Every other January since 2013, my Bethel colleague Sam Mulberry and I have taken students to Europe for a three-week course on the history of the two world wars. Whether we’re in Trafalgar Square or at a Canadian memorial in France or on the chilling grounds of Dachau, that travel course has become my favorite kind of teaching: exploring history where it actually happened, and where it continues to be remembered.
So I’m very happy to announce that Sam and I will be leading an eleven-day, adult version of the world wars trip in June 2019!
The tentative cost per person will be $3,395, which covers all the tours led by us and a local guide, plus double-occupancy accommodations in superior tourist hotels (at least three-star, some four-star), all breakfasts and seven other meals, most ground transportation, admission to the Churchill War Rooms in London and a two-day Paris Museum Pass, a reading packet and suggestions for further resources, and an optional pre-trip series of classes (recorded, if you can’t join us in person). Airfare is not included — in order to give you flexibility with when and where you begin and end your trip to Europe.
The application for the “World Wars in Europe” trip is at the end of this brochure, which contains a full itinerary, leader bios, cost details, terms and conditions, and frequently asked questions. And check out this map to see the sites included in our trip — plus others nearby that you might want to visit on your own.

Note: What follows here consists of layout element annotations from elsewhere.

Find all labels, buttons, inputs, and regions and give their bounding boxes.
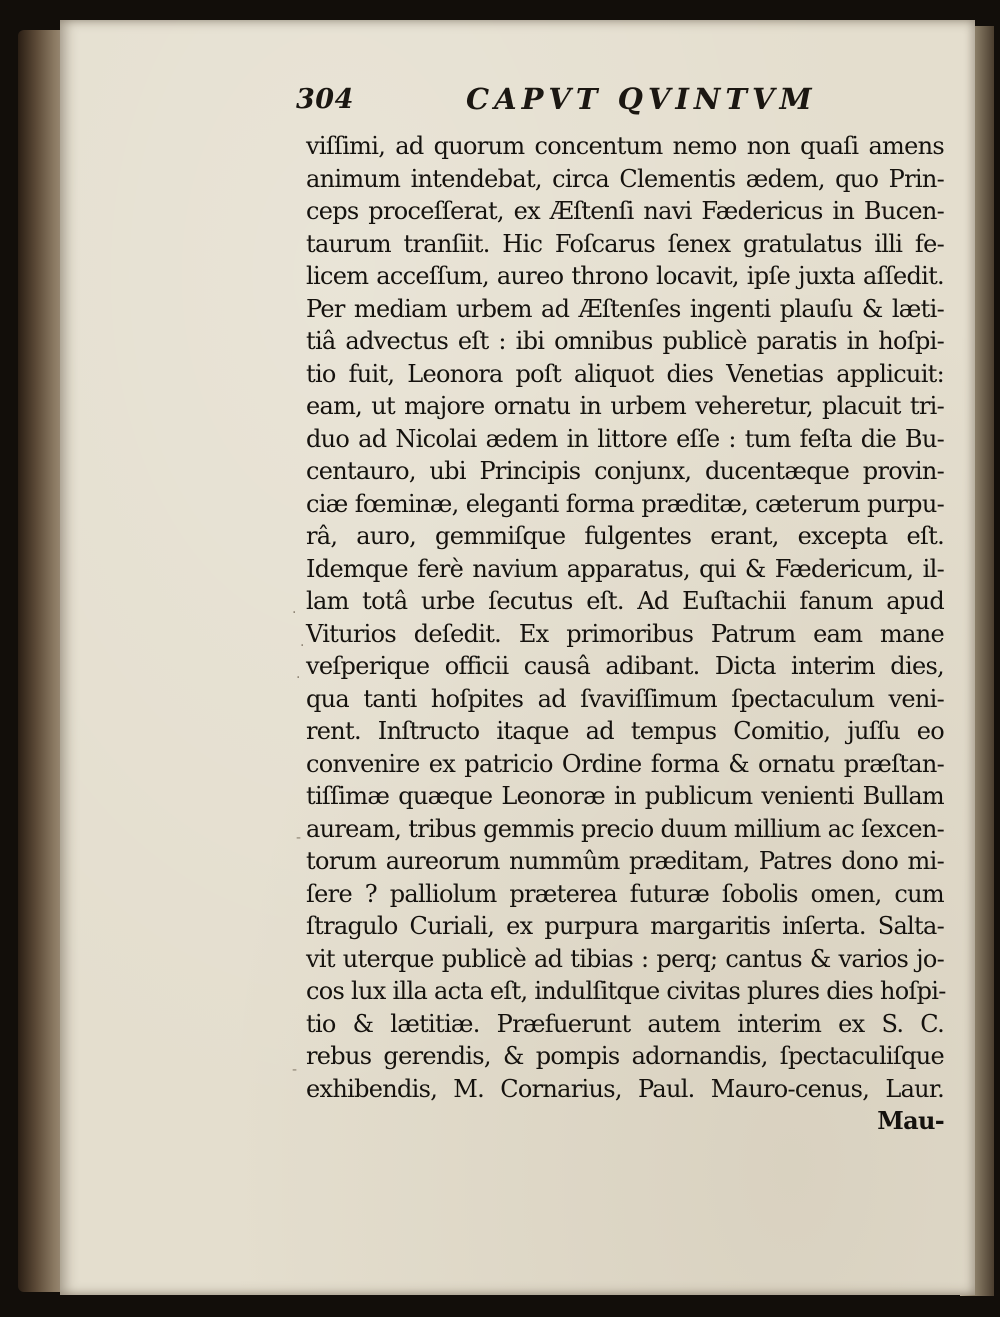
text-line: eam, ut majore ornatu in urbem veheretur, placuit tri- — [306, 392, 944, 420]
text-line: duo ad Nicolai ædem in littore eſſe : tum feſta die Bu- — [306, 424, 944, 453]
text-line: tiâ advectus eſt : ibi omnibus publicè paratis in hoſpi- — [306, 327, 944, 355]
text-line: taurum tranſiit. Hic Foſcarus ſenex gratulatus illi fe- — [306, 229, 944, 258]
margin-mark: - — [292, 1062, 298, 1078]
text-line: animum intendebat, circa Clementis ædem, quo Prin- — [306, 164, 944, 193]
running-head: CAPVT QVINTVM — [466, 82, 817, 116]
text-line: Viturios deſedit. Ex primoribus Patrum eam mane — [306, 619, 944, 648]
text-line: veſperique officii causâ adibant. Dicta interim dies, — [306, 652, 944, 680]
text-line: auream, tribus gemmis precio duum millium ac ſexcen- — [306, 814, 944, 843]
catchword: Mau- — [877, 1106, 944, 1135]
text-line: convenire ex patricio Ordine forma & ornatu præſtan- — [306, 749, 944, 778]
text-line: exhibendis, M. Cornarius, Paul. Mauro-cenus, Laur. — [306, 1074, 944, 1103]
text-line: centauro, ubi Principis conjunx, ducentæque provin- — [306, 457, 944, 485]
text-line: ſere ? palliolum præterea futuræ ſobolis omen, cum — [306, 879, 944, 908]
text-line: Idemque ferè navium apparatus, qui & Fædericum, il- — [306, 554, 944, 583]
page-header — [296, 80, 936, 124]
text-line: cos lux illa acta eſt, indulſitque civitas plures dies hoſpi- — [306, 977, 946, 1005]
body-text — [306, 130, 944, 1138]
text-line: lam totâ urbe ſecutus eſt. Ad Euſtachii fanum apud — [306, 587, 944, 615]
text-line: vit uterque publicè ad tibias : perq; cantus & varios jo- — [306, 944, 944, 973]
text-line: licem acceſſum, aureo throno locavit, ipſe juxta aſſedit. — [306, 262, 944, 290]
text-line: tio fuit, Leonora poſt aliquot dies Venetias applicuit: — [306, 359, 944, 388]
text-line: ceps proceſſerat, ex Æſtenſi navi Fædericus in Bucen- — [306, 197, 944, 225]
text-line: tiſſimæ quæque Leonoræ in publicum venienti Bullam — [306, 782, 944, 810]
page-number: 304 — [296, 84, 354, 115]
margin-mark: - — [296, 830, 302, 846]
text-line: qua tanti hoſpites ad ſvaviſſimum ſpectaculum veni- — [306, 684, 944, 713]
text-line: ciæ fœminæ, eleganti forma præditæ, cæterum purpu- — [306, 489, 944, 518]
text-line: viſſimi, ad quorum concentum nemo non quaſi amens — [306, 132, 944, 160]
text-line: rebus gerendis, & pompis adornandis, ſpectaculiſque — [306, 1042, 944, 1070]
text-line: torum aureorum nummûm præditam, Patres dono mi- — [306, 847, 944, 875]
text-line: Per mediam urbem ad Æſtenſes ingenti plauſu & læti- — [306, 294, 944, 323]
text-line: râ, auro, gemmiſque fulgentes erant, excepta eſt. — [306, 522, 944, 550]
text-line: rent. Inſtructo itaque ad tempus Comitio, juſſu eo — [306, 717, 944, 745]
text-line: tio & lætitiæ. Præfuerunt autem interim ex S. C. — [306, 1009, 944, 1038]
margin-mark: · — [296, 670, 301, 686]
text-line: ſtragulo Curiali, ex purpura margaritis inſerta. Salta- — [306, 912, 944, 940]
margin-mark: · — [300, 638, 305, 654]
margin-mark: · — [292, 605, 297, 621]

Ideally, this summer trip will become an annual occurrence, with a different topic ever year. Maybe the Reformation and Pietism for June 2020…
There are many options out there for travel to places like Europe on subjects like the world wars. What makes Pietist Schoolman Travel different?
We don’t approach historical travel as a kind of tourism, but as an act that is educational and spiritual.
Travel Need Not Be Tourism
We’re accustomed to thinking of travel as tourism. The kind of travel that ad man Don Draper pitches to a fictionalized Conrad Hilton in a third season episode of the great TV drama Mad Men:
Rome, Tehran, Tokyo are magnificent destinations. And that’s really been the focus of almost every campaign you’ve had until now. How to lure the American traveler abroad. What more do we need than a picture of Athens to get our hearts racing. And yet the average American experiences a level of luxury that belongs only to kings in most of the world. We’re not chauvinists, we just have expectations. Well, now there’s one word that promises the thrill of international travel with the comfort of home. Hilton. “How do you say ice water in Italian? Hilton.” “How do you say fresh towels in Farsi? Hilton.” “How do you say hamburger in Japanese? Hilton.” Hilton—it’s the same in every language.
We definitely want our trips to be thrilling, but our goal is not to make American travelers feel like they’re visiting a slightly more exotic version of their own country. As much as you should expect physical comfort when traveling with us, you should also expect intellectual, emotional, and spiritual discomfort, as you’re pushed to look at the past and present in new ways. Because that kind of discomfort produces the thrill of genuine education.
Historical Travel as Educational
We do these trips as extensions of our callings as teachers who believe that education can be both informative and transformative.
Historians often say that the past is like a foreign country. Even if you were to study an older version of your hometown, you would notice important differences in how people think, feel, and act. But that’s all the more true when we travel mentally across time and physically across space.
In a classroom, we can try to make you imagine what it was like to be a German soldier in 1915 Flanders or an American in 1944 Normandy. But what if you did that in a cemetery at Langemark or on Utah Beach itself, listening to the words of eyewitnesses describe those events as you see, hear, touch, and even smell the scene for yourself?
Trust us: it’s a kind of learning that can’t be duplicated anywhere else.
It’s inspiring — as you get a deeper sense of the courage and sacrifice of those who risked their lives for others.
But it’s also heart-breaking, even wounding — as you better understand the cost of war for those who fought… and many more beyond them. As you’re led to ask profound questions about purpose, meaning, suffering, justice, and belief.
Historical Travel as Spiritual
Because we are both historians and Christians, we also think of travel as a spiritual act — a powerful reminder of our ongoing journey as “foreigners and exiles” (1 Peter 2:11) who sojourn in this world.
So we’ll suggest that our travelers treat this trip as an act of pilgrimage — an external manifestation of the interior journey that begins when anyone joins Jesus on the Emmaus Road and becomes a person “of the Way.” They might not find much that seems redemptive or holy in the story of the world wars, but they may well find Christ, since he was certainly present in the trenches we’ll walk through, where soldiers awaited death and suffered pain (as he had), and in the cemeteries we’ll visit, where people mourned the wrenching loss of family and friends (as he had).
As we see what warring governments demanded of their citizens, we’ll learn in new ways that “here we do not have an enduring city, but we are looking for the city that is to come” (Hebrews 13:14). But travel will also challenge us to think about how we love our neighbors — and our enemies — in space and time. Like the Lutheran travel writer Rick Steves, we think that exploring other places and times can get “you out of your comfort zone. It teaches you empathy and lets you come home with a broader perspective.”